El primer paso era que el propio enfermo ordenase a los demonios salir de su interior: “¡Salid de mi cuerpo, alejaos de mi cuerpo, que vuestras perversidades suban hacia el cielo como el humo!”, y después se pedía a los dioses que intercedieran para llevar la expulsión a buen término.

El dios protector del âshipum era Enki/Ea, divinidad mesopotámica de la sabiduría y del Apsú, la inmensa laguna subterránea de agua dulce y pura en la interpretación cosmogónica de las mitologías sumeria y acadia, del que obtendrían sus aguas todos los manantiales, ríos, lagos y otras fuentes de agua dulce. Esta defensa contra el mal de carácter “mágico” se organizó en fórmulas, procedimientos y rituales, muy elaborados, adaptados cada uno de ellos a los efectos que se querían obtener, o a los inconvenientes que se querían evitar, “mediante el uso calculado de ritos orales y manuales, incluso, preferentemente, de una mezcla de los dos”.

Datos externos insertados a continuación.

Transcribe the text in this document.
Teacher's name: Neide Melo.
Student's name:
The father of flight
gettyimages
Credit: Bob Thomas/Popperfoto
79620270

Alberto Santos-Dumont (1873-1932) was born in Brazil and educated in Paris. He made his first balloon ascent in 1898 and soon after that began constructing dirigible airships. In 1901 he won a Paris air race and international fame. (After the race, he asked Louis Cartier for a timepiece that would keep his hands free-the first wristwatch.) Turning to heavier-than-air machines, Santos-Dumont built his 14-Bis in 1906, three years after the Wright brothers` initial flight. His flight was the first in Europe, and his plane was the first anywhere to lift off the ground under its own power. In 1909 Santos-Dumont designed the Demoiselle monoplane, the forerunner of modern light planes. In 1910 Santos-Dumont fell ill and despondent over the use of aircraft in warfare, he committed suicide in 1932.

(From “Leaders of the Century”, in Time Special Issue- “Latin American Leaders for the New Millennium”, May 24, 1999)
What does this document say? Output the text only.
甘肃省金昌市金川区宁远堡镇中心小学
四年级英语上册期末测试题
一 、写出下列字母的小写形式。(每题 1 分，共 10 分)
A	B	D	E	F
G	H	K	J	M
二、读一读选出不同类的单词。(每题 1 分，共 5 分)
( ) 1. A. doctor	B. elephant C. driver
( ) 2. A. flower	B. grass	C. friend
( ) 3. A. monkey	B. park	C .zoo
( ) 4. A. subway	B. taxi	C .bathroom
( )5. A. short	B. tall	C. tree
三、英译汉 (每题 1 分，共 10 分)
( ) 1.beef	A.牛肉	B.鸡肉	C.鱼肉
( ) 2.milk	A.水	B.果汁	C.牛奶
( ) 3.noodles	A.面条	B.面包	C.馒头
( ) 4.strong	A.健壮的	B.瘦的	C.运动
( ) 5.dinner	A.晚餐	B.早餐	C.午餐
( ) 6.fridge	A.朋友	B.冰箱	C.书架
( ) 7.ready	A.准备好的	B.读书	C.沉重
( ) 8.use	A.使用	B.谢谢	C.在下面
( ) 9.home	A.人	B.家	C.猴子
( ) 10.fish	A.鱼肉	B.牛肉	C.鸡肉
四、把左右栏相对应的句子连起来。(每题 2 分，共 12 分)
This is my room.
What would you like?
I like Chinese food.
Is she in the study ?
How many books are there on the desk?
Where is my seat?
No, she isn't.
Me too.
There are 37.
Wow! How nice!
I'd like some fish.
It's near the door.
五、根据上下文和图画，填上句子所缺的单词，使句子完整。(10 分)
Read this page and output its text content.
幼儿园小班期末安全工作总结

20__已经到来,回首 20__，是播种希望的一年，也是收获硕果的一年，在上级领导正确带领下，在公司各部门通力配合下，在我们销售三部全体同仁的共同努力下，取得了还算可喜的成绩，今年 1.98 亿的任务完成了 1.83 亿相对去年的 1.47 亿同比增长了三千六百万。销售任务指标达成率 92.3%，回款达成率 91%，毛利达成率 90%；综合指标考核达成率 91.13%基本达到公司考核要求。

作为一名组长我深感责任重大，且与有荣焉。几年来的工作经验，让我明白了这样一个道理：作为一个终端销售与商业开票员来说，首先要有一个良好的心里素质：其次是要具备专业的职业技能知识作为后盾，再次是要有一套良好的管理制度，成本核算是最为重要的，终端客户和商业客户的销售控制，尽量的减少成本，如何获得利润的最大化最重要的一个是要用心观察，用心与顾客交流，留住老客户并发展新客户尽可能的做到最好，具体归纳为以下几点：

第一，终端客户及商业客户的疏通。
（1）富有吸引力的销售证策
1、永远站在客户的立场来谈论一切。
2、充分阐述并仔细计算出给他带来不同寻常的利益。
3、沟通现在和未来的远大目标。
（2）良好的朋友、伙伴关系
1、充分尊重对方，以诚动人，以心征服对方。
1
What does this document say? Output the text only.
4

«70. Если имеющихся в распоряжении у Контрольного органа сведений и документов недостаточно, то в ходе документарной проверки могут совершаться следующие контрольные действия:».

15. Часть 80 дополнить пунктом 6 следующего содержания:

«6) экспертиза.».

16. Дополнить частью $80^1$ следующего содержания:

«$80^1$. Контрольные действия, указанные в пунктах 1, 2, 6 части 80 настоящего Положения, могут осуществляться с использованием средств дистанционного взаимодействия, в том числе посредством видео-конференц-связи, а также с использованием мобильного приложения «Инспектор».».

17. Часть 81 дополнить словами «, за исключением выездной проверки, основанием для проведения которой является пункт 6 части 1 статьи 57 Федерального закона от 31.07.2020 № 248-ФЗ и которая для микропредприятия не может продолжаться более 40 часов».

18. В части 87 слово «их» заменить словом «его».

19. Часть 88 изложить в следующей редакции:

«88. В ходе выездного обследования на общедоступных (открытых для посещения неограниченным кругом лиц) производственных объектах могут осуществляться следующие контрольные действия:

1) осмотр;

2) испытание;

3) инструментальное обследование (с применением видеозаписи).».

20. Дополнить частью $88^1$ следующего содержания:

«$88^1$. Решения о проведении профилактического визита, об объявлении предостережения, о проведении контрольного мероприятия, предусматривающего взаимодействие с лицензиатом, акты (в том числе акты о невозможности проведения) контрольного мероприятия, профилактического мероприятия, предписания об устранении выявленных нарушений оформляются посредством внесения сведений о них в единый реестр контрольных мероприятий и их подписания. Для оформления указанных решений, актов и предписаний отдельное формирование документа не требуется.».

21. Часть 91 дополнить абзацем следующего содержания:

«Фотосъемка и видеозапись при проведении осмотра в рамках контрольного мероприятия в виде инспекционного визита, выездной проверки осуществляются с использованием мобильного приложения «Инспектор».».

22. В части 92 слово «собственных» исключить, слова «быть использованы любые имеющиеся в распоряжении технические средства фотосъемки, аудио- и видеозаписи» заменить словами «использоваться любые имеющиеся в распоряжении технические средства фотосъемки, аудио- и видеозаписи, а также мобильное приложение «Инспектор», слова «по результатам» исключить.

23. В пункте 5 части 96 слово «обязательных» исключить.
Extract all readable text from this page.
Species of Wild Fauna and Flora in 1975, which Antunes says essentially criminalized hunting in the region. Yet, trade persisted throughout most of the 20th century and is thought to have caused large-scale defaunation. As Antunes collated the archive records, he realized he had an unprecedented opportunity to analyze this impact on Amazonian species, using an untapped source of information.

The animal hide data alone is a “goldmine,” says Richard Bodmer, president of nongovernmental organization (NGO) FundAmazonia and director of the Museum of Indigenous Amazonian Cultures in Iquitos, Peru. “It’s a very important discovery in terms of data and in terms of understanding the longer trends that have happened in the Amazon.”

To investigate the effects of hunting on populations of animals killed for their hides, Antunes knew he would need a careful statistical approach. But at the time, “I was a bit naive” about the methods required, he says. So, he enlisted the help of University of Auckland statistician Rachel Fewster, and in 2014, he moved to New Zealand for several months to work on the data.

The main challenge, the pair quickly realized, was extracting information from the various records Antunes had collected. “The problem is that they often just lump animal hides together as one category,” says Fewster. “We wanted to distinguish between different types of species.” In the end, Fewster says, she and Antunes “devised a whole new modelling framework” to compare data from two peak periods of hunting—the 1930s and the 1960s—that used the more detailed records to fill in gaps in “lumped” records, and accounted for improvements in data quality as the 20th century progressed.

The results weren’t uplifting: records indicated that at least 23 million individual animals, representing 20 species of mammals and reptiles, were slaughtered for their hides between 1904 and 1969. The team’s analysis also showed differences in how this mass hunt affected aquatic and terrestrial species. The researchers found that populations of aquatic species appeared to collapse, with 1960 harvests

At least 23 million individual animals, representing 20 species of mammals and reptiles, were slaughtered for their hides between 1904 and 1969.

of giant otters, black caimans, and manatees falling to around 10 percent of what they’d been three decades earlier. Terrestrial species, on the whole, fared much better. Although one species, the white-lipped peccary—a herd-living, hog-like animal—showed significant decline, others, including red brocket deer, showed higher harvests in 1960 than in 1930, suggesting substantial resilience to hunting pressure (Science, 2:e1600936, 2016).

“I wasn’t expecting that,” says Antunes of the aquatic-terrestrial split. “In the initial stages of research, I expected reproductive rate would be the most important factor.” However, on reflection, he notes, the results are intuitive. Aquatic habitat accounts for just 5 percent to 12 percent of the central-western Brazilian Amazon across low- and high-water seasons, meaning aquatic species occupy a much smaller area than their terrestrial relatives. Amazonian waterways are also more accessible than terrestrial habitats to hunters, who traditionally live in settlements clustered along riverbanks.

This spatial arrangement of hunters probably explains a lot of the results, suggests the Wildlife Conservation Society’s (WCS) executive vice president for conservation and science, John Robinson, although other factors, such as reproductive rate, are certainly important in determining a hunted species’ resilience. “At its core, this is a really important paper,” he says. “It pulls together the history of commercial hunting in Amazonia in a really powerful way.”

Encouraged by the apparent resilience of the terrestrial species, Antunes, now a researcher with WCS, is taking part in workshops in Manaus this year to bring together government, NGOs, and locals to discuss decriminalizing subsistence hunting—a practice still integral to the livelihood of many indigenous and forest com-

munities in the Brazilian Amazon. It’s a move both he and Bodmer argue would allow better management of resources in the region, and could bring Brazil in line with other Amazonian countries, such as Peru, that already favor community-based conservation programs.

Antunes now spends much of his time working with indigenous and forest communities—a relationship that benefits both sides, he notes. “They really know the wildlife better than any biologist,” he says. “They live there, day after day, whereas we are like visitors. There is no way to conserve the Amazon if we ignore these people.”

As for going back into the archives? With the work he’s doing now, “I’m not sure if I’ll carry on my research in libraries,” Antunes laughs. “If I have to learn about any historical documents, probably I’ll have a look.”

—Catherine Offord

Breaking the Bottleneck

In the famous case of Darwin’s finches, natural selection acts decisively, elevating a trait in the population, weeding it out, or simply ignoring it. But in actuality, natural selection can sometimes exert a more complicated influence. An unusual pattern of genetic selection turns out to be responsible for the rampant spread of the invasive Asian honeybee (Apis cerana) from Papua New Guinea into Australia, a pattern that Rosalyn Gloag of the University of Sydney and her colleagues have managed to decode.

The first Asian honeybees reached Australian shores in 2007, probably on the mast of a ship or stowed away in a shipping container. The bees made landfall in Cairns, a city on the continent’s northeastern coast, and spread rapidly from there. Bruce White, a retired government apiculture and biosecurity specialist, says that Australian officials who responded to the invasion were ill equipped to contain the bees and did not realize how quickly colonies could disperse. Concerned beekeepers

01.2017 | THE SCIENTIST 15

Los ritos exorcísticos consistían, generalmente, en actos y palabras en forma de oraciones. Siguiendo el Diccionario Akal de las religiones, estaban divididos en cuatro partes: 1. Descripción del demonio agresor, de la enfermedad o del encantamiento –magia negra– que atormentaba a la persona exorcizada; 2. Declaración de que el dios Marduk, que ha de pedir ayuda a su padre Enki/Ea para que el exorcismo –consistente en la eliminación del demonio atacante o del hechizo injustamente hecho– surta efecto; 3. Conversación entre Marduk y Enki. 4. Por último, la decisión de Enki/Ea de encargar a su hijo la ejecución del ritual, que debía efectuarse siguiendo sus indicaciones exactas. Los conjuros podían ser utilizados para realizar magia en el agua, el aceite o las plantas.